Nancy was destined to become the first Madam President of Gambia, but a red-haired man with honey-coloured eyes drew her apart from her fate. Tina was intended to be the next Afro-Swede popstar but she found herself changing route due to the racism and xenophobia of the Swedish society and due to the narcissism of a man who thought he could find a home in her.
“Bitter Honey” is a touching novel. I cried and rejoiced along with the main characters, I scolded and understood them, I rooted and hoped for them. My heart ached when I turned the last page and I know its two amazing protagonists, mother and daughter, will be with me for a long time.
I noticed an improvement in Akinmade’s writing style, but it’s still evident her literary identity, which is contemporary and honest. And “Bitter Honey’ is like this too: contemporary and honest.
Dear Lola Akinmade, keep it up!
I'm a big Lola Akinmade fan, and this was a riveting read. I loved it so much that I'll be purchasing a physical copy when it's out!
A powerful novel mainly dealing with racialism in Sweden.
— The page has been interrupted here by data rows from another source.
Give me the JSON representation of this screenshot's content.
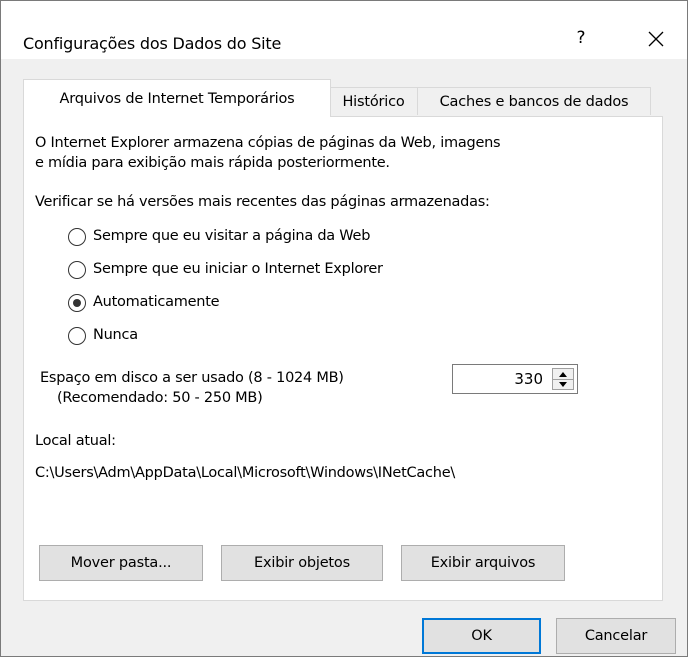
{
  "window": {
    "title": "Configurações dos Dados do Site",
    "help": "?",
    "close_icon": "close-icon"
  },
  "tabs": [
    {
      "label": "Arquivos de Internet Temporários",
      "active": true
    },
    {
      "label": "Histórico",
      "active": false
    },
    {
      "label": "Caches e bancos de dados",
      "active": false
    }
  ],
  "panel": {
    "description_line1": "O Internet Explorer armazena cópias de páginas da Web, imagens",
    "description_line2": "e mídia para exibição mais rápida posteriormente.",
    "check_label": "Verificar se há versões mais recentes das páginas armazenadas:",
    "options": [
      {
        "label": "Sempre que eu visitar a página da Web",
        "checked": false
      },
      {
        "label": "Sempre que eu iniciar o Internet Explorer",
        "checked": false
      },
      {
        "label": "Automaticamente",
        "checked": true
      },
      {
        "label": "Nunca",
        "checked": false
      }
    ],
    "disk_label_line1": "Espaço em disco a ser usado (8 - 1024 MB)",
    "disk_label_line2": "(Recomendado: 50 - 250 MB)",
    "disk_value": "330",
    "location_label": "Local atual:",
    "location_path": "C:\\Users\\Adm\\AppData\\Local\\Microsoft\\Windows\\INetCache\\",
    "buttons": {
      "move": "Mover pasta...",
      "view_objects": "Exibir objetos",
      "view_files": "Exibir arquivos"
    }
  },
  "footer": {
    "ok": "OK",
    "cancel": "Cancelar"
  }
}
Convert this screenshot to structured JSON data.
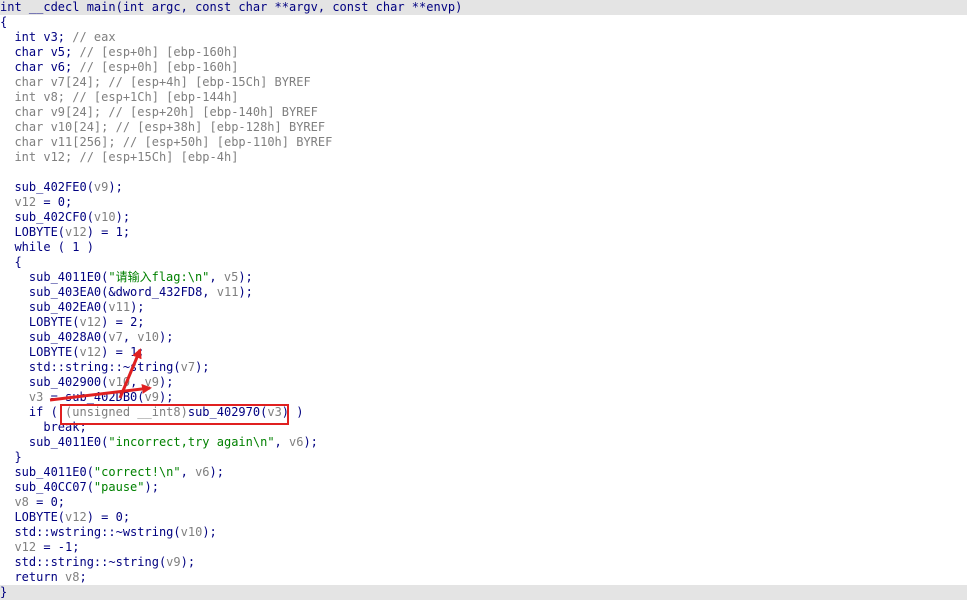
{
  "colors": {
    "keyword": "#000080",
    "comment": "#7f7f7f",
    "string": "#008000",
    "variable": "#7f7f7f",
    "highlight_bg": "#e4e4e4",
    "annotation": "#e02020"
  },
  "lines": [
    [
      [
        "p",
        "int __cdecl main(int argc, const char **argv, const char **envp)"
      ]
    ],
    [
      [
        "p",
        "{"
      ]
    ],
    [
      [
        "p",
        "  int v3; "
      ],
      [
        "c",
        "// eax"
      ]
    ],
    [
      [
        "p",
        "  char v5; "
      ],
      [
        "c",
        "// [esp+0h] [ebp-160h]"
      ]
    ],
    [
      [
        "p",
        "  char v6; "
      ],
      [
        "c",
        "// [esp+0h] [ebp-160h]"
      ]
    ],
    [
      [
        "v",
        "  char v7[24]; "
      ],
      [
        "c",
        "// [esp+4h] [ebp-15Ch] BYREF"
      ]
    ],
    [
      [
        "v",
        "  int v8; "
      ],
      [
        "c",
        "// [esp+1Ch] [ebp-144h]"
      ]
    ],
    [
      [
        "v",
        "  char v9[24]; "
      ],
      [
        "c",
        "// [esp+20h] [ebp-140h] BYREF"
      ]
    ],
    [
      [
        "v",
        "  char v10[24]; "
      ],
      [
        "c",
        "// [esp+38h] [ebp-128h] BYREF"
      ]
    ],
    [
      [
        "v",
        "  char v11[256]; "
      ],
      [
        "c",
        "// [esp+50h] [ebp-110h] BYREF"
      ]
    ],
    [
      [
        "v",
        "  int v12; "
      ],
      [
        "c",
        "// [esp+15Ch] [ebp-4h]"
      ]
    ],
    [
      [
        "p",
        ""
      ]
    ],
    [
      [
        "p",
        "  sub_402FE0("
      ],
      [
        "v",
        "v9"
      ],
      [
        "p",
        ");"
      ]
    ],
    [
      [
        "v",
        "  v12"
      ],
      [
        "p",
        " = 0;"
      ]
    ],
    [
      [
        "p",
        "  sub_402CF0("
      ],
      [
        "v",
        "v10"
      ],
      [
        "p",
        ");"
      ]
    ],
    [
      [
        "p",
        "  LOBYTE("
      ],
      [
        "v",
        "v12"
      ],
      [
        "p",
        ") = 1;"
      ]
    ],
    [
      [
        "p",
        "  while ( 1 )"
      ]
    ],
    [
      [
        "p",
        "  {"
      ]
    ],
    [
      [
        "p",
        "    sub_4011E0("
      ],
      [
        "s",
        "\"请输入flag:\\n\""
      ],
      [
        "p",
        ", "
      ],
      [
        "v",
        "v5"
      ],
      [
        "p",
        ");"
      ]
    ],
    [
      [
        "p",
        "    sub_403EA0(&dword_432FD8, "
      ],
      [
        "v",
        "v11"
      ],
      [
        "p",
        ");"
      ]
    ],
    [
      [
        "p",
        "    sub_402EA0("
      ],
      [
        "v",
        "v11"
      ],
      [
        "p",
        ");"
      ]
    ],
    [
      [
        "p",
        "    LOBYTE("
      ],
      [
        "v",
        "v12"
      ],
      [
        "p",
        ") = 2;"
      ]
    ],
    [
      [
        "p",
        "    sub_4028A0("
      ],
      [
        "v",
        "v7"
      ],
      [
        "p",
        ", "
      ],
      [
        "v",
        "v10"
      ],
      [
        "p",
        ");"
      ]
    ],
    [
      [
        "p",
        "    LOBYTE("
      ],
      [
        "v",
        "v12"
      ],
      [
        "p",
        ") = 1;"
      ]
    ],
    [
      [
        "p",
        "    std::string::~string("
      ],
      [
        "v",
        "v7"
      ],
      [
        "p",
        ");"
      ]
    ],
    [
      [
        "p",
        "    sub_402900("
      ],
      [
        "v",
        "v10"
      ],
      [
        "p",
        ", "
      ],
      [
        "v",
        "v9"
      ],
      [
        "p",
        ");"
      ]
    ],
    [
      [
        "v",
        "    v3"
      ],
      [
        "p",
        " = sub_402DB0("
      ],
      [
        "v",
        "v9"
      ],
      [
        "p",
        ");"
      ]
    ],
    [
      [
        "p",
        "    if ( "
      ],
      [
        "v",
        "(unsigned __int8)"
      ],
      [
        "p",
        "sub_402970("
      ],
      [
        "v",
        "v3"
      ],
      [
        "p",
        ") )"
      ]
    ],
    [
      [
        "p",
        "      break;"
      ]
    ],
    [
      [
        "p",
        "    sub_4011E0("
      ],
      [
        "s",
        "\"incorrect,try again\\n\""
      ],
      [
        "p",
        ", "
      ],
      [
        "v",
        "v6"
      ],
      [
        "p",
        ");"
      ]
    ],
    [
      [
        "p",
        "  }"
      ]
    ],
    [
      [
        "p",
        "  sub_4011E0("
      ],
      [
        "s",
        "\"correct!\\n\""
      ],
      [
        "p",
        ", "
      ],
      [
        "v",
        "v6"
      ],
      [
        "p",
        ");"
      ]
    ],
    [
      [
        "p",
        "  sub_40CC07("
      ],
      [
        "s",
        "\"pause\""
      ],
      [
        "p",
        ");"
      ]
    ],
    [
      [
        "v",
        "  v8"
      ],
      [
        "p",
        " = 0;"
      ]
    ],
    [
      [
        "p",
        "  LOBYTE("
      ],
      [
        "v",
        "v12"
      ],
      [
        "p",
        ") = 0;"
      ]
    ],
    [
      [
        "p",
        "  std::wstring::~wstring("
      ],
      [
        "v",
        "v10"
      ],
      [
        "p",
        ");"
      ]
    ],
    [
      [
        "v",
        "  v12"
      ],
      [
        "p",
        " = -1;"
      ]
    ],
    [
      [
        "p",
        "  std::string::~string("
      ],
      [
        "v",
        "v9"
      ],
      [
        "p",
        ");"
      ]
    ],
    [
      [
        "p",
        "  return "
      ],
      [
        "v",
        "v8"
      ],
      [
        "p",
        ";"
      ]
    ],
    [
      [
        "p",
        "}"
      ]
    ]
  ],
  "highlighted_lines": [
    0,
    39
  ]
}
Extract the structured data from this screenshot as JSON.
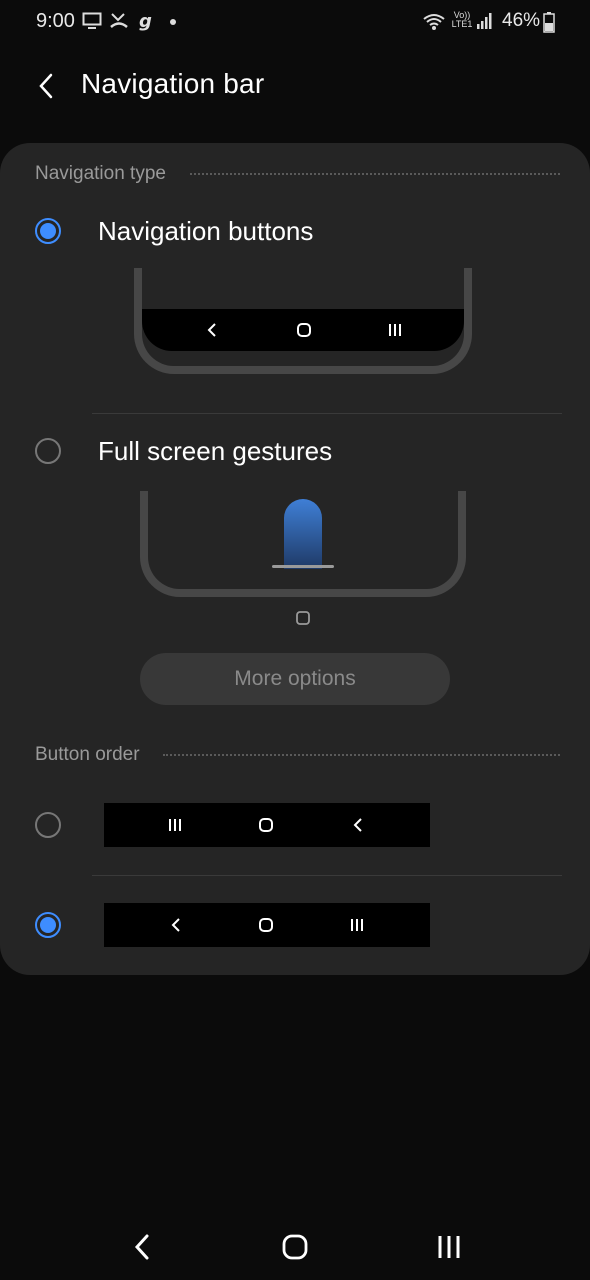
{
  "status_bar": {
    "time": "9:00",
    "battery_percent": "46%",
    "network_label_top": "Vo))",
    "network_label_bottom": "LTE1",
    "icons": [
      "monitor-icon",
      "missed-call-icon",
      "g-app-icon",
      "dot-icon",
      "wifi-icon",
      "volte-icon",
      "signal-icon",
      "battery-icon"
    ]
  },
  "header": {
    "title": "Navigation bar",
    "back_icon": "back-arrow-icon"
  },
  "navigation_type": {
    "section_label": "Navigation type",
    "options": [
      {
        "label": "Navigation buttons",
        "selected": true
      },
      {
        "label": "Full screen gestures",
        "selected": false
      }
    ],
    "more_options_label": "More options",
    "more_options_enabled": false
  },
  "button_order": {
    "section_label": "Button order",
    "options": [
      {
        "order": [
          "recents-icon",
          "home-icon",
          "back-icon"
        ],
        "selected": false
      },
      {
        "order": [
          "back-icon",
          "home-icon",
          "recents-icon"
        ],
        "selected": true
      }
    ]
  },
  "system_nav": {
    "buttons": [
      "back-icon",
      "home-icon",
      "recents-icon"
    ]
  },
  "colors": {
    "accent": "#3e8dff",
    "card": "#252525",
    "background": "#0b0b0b"
  }
}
Told in two time lines, 1979 and a little beyond with Nancy, from Gambia, wins a scholarship at a Swedish University and 2006 onwards when we join Nancy's daughter Tina who is not at all in a good place. Nancy wants to hide the past and Tina slowly is finding the truth turning her whole world upside down. Plenty of family conflict alongside the inherent culture of Sweden at the time. The book visits lots of difficult issues in mixed parentage, racism, drugs, the false glittery pop world plus general family and life. Definitely recommended
“For those who have never known rest, may the soft life find you soon”. That is how this book begins, and if you are anything like me, you are gonna be hooked when you read this!
Bitter Honey is about two women, Nancy and Tina, and spans four decades and three continents to tell the story of mothers, daughters, and the importance of carving your own path.
Nancy is Tina’s mother, so whilst we’re following Tina’s story in the present moment, we get to follow Nancy’s journey from a young Black woman leaving moving to Sweden from Gambia for a scholarship, to becoming a single mother of two mixed-race children in a place that maybe wasn’t meant to be her home.
Bitter Honey is not a slow burn story, at all. It starts at full speed and by chapter 3 I was hooked, because I just had to know more. I found myself mostly drawn to observe Nancy because the woman she was before she became a mother, and then who she was through her daughters’ eyes were vastly different. I love that the book was written in such a way because we don’t get to see our mothers before they became that, but this felt like a time machine. And as you come to understand why it’s titled Bitter Honey; you see how some children can be born to the same woman yet experience a different mother. And specifically, it tells the unique story of what it means to be a Black woman who falls victim to the gaze of men who cannot tell the difference between a fetish and love.
One thing I grew to love about the book is that it has many Swedish and Wolof phrases. At first it caught me off guard, but then halfway through the book I was able to understand the phrases before I saw the English translation beneath which was such a fresh experience for me. Call me alskling from now on!
Bitter Honey is full of complex characters. Some you will grow to love, some you will love instantly, and some you will despise with the deepest depths of your being. I have never felt so uncomfortable with a character before a certain somebody in this book, but I think that’s the beauty of Lola Akinmade’s writing. She takes you deep into the journey so you can feel everything as if you were there, but without giving away everything until you’ve travelled all the way through.
I will say that this book is heartbreaking. From sexuality, to racism, to substance misuse, grief. A lot of topics that are weaved into the story could be sensitive for some readers. But for me, I think it’s important for people to see the layers. To see who an undeserving man can turn a woman into. Who he can steal from her children. But then it also has such heartwarming glimpses, of the people you love along the way and how they breathe life into you. How they show you who you are, even when you forget. How you carry them with you in simple things, like the way Nancy calls Tina, “Tina, Tina, Tina”, in the way she was once called “Nancy, Nancy, Nancy”.
There’s so much more I could say, but I don’t want to spoil the actual story as it’s not out until May 2025. But you need to pre-order it now, now, now, so we can be here in 5 months talking about it in detail. I need you to share my enemy from the book with me, because we ride at DAWN. And just wait until you hear their star sign, it all makes so much sense lol!
I really enjoyed the previous books in this connected series by Lola Akinmade and so I looked forward to this installment. I love how the narrative rolls along like a lightweight novel but deals with lots of issues and immigrant experiences in Sweden. This story gives us the back story of Tobias's ( from the previous novel, Everything will be Alright)mother, Nancy who won a scholarship to come and study in Sweden from Nigeria. It has a dual timeline delving into Nancy's past and also following her daughter, Tina, in the present and how she deals with fame when she wins the competition to be Sweden's entry in The Eurovision song contest and her life spirals when the father Nancy has laways told her was dead comes along to congratulate her. Good read.